The disease occurs almost exclusively in people who are inadequately immunized.[26] It is more common in hot, damp climates with soil rich in organic matter. Manure-treated soils may contain spores, as they are widely distributed in the intestines and feces of many animals, such as horses, sheep, cattle, dogs, cats, rats, guinea pigs, and chickens.[1] In agricultural areas, a significant number of human adults may harbor the organism.[27]

The spores can also be found on skin surfaces and in contaminated heroin.[1] Rarely, tetanus can be contracted through surgical procedures, intramuscular injections, compound fractures, and dental infections.[1] Animal bites can transmit tetanus.[1]
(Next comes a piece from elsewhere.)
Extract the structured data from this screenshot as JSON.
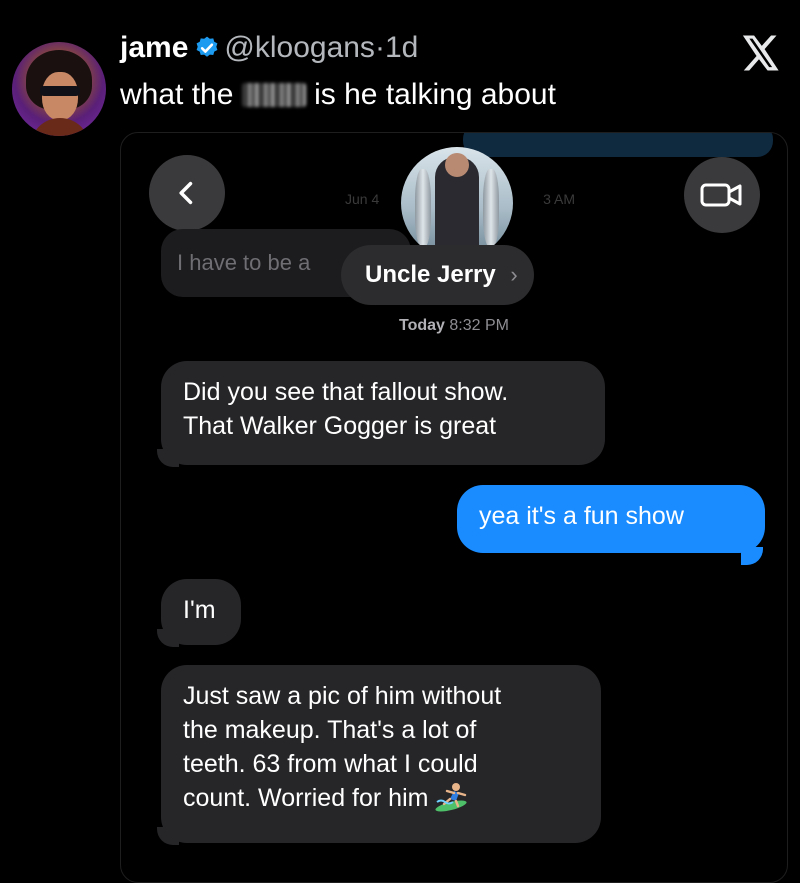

Tetanus is often associated with rust, especially rusty nails. Although rust itself does not cause tetanus, objects that accumulate rust are often found outdoors or in places that harbor soil bacteria. Additionally, the rough surface of rusty metal provides crevices for dirt containing C. tetani, while a nail affords a means to puncture skin and deliver endospores deep within the body at the site of the wound.[28] An endospore is a non-metabolizing survival structure that begins to metabolize and cause infection once in an adequate environment. Hence, stepping on a nail (rusty or not) may result in a tetanus infection, as the low-oxygen (anaerobic) environment may exist under the skin, and the puncturing object can deliver endospores to a suitable environment for growth.[29] It is a common misconception that rust itself is the cause, and that a puncture from a rust-free nail is not a risk.[30][31]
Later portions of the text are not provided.